4.2 Business Continuity and Disaster Recovery Plan
Each business unit will develop a business continuity and disaster recovery plan as directed by the respective Cohort Coordinator with results reported to the Department of Business Continuity and Disaster Recovery. The Plan provides for the continuance of critical functions in the event of a business disruption. The Business Continuity Plan will consist of advance arrangements and procedures for maintaining/continuing the unit's identified critical business functions in the event of an interruption or essential change such as the absence of the administrative IT environment. The Disaster Recovery Plan will define the unit's resources, actions, tasks and data required to assist in the recovery of the unit's identified critical business functions. The Department of Business Continuity and Disaster Recovery will maintain a campus-wide capability for business units to develop and maintain business continuity plans. The Business Continuity and Disaster Recovery Plans must be approved/signed off by the Department Head/Director and the appropriate Dean or Vice Chancellor (or designated vice provost or associate vice chancellor), and Cohort Coordinator.

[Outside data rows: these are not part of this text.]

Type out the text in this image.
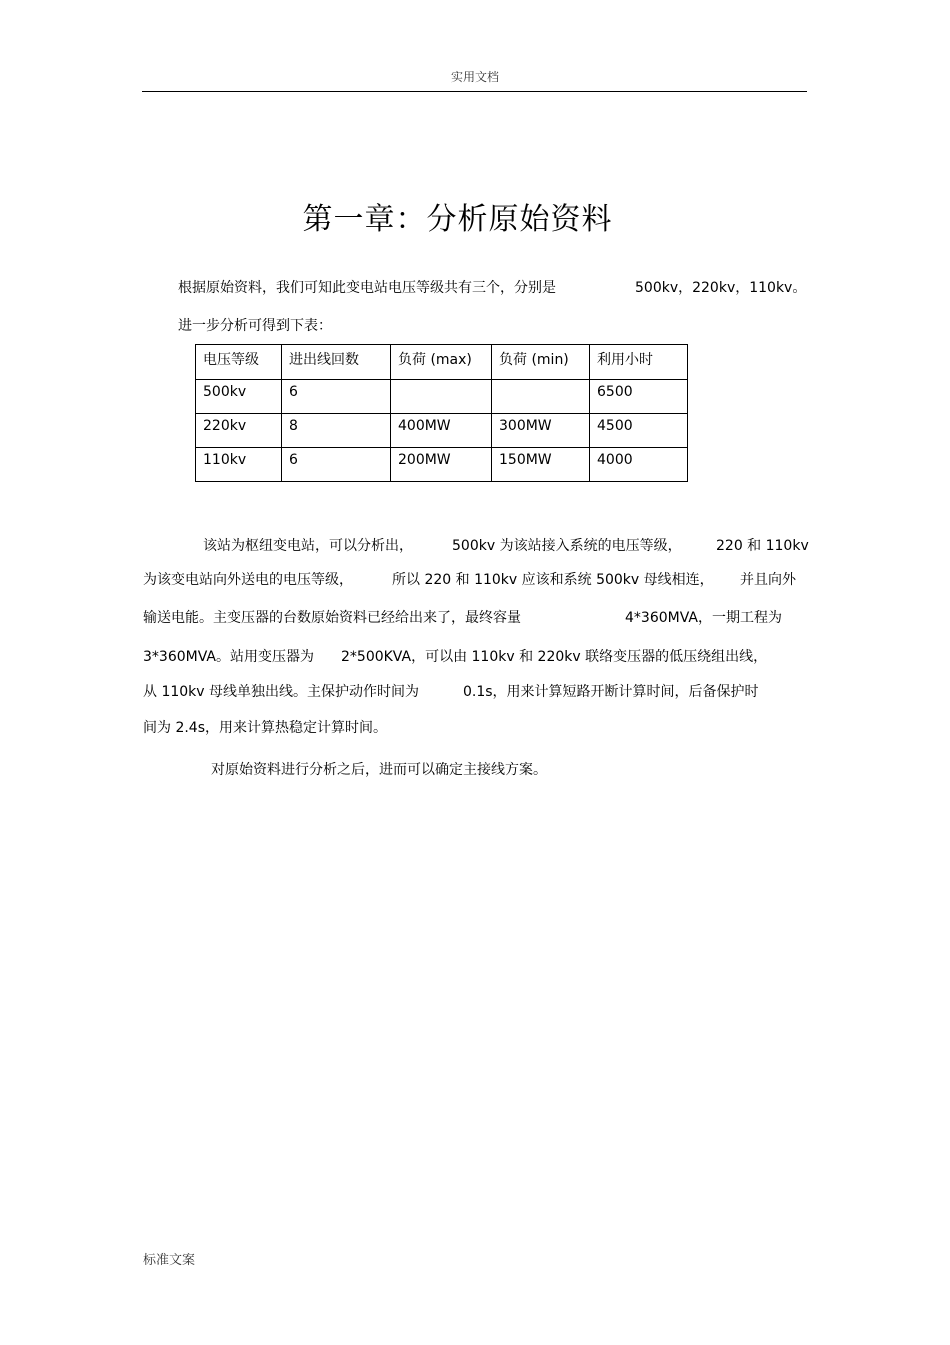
实用文档
第一章：分析原始资料
根据原始资料，我们可知此变电站电压等级共有三个，分别是	500kv，220kv，110kv。
进一步分析可得到下表：
电压等级	进出线回数	负荷 (max)	负荷 (min)	利用小时
500kv	6			6500
220kv	8	400MW	300MW	4500
110kv	6	200MW	150MW	4000
该站为枢纽变电站，可以分析出，	500kv 为该站接入系统的电压等级， 220 和 110kv
为该变电站向外送电的电压等级，	所以 220 和 110kv 应该和系统 500kv 母线相连， 并且向外
输送电能。主变压器的台数原始资料已经给出来了，最终容量	4*360MVA，一期工程为
3*360MVA。站用变压器为 2*500KVA，可以由 110kv 和 220kv 联络变压器的低压绕组出线，
从 110kv 母线单独出线。主保护动作时间为	0.1s，用来计算短路开断计算时间，后备保护时
间为 2.4s，用来计算热稳定计算时间。
对原始资料进行分析之后，进而可以确定主接线方案。
标准文案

4.3 Testing and Exercising Plans
Critical business units are required to test their Business Continuity Plan at least annually as directed by the Cohort Coordinator with results reported to the Department of Business Continuity and Disaster Recovery. Departmental exercises may be conducted more frequently at the discretion of management. Test and Exercise plans must be approved/signed off by the Department Head/Director and Cohort Coordinator.
4.4 Plan Maintenance
Business units are required to review their Business Continuity Plans at least quarterly and update the plans whenever changes occur in their operating procedures, processes, or key personnel. Plans must be updated to maintain accurate lists of key personnel, telephone number, call trees and plan elements that may be affected by changes in unit structure or functions. The respective Department Head/Director, Dean or Vice Chancellor (or designated vice provost or associate vice chancellor), and Cohort Coordinator must review and approve the updated plan on, at least, an annual basis.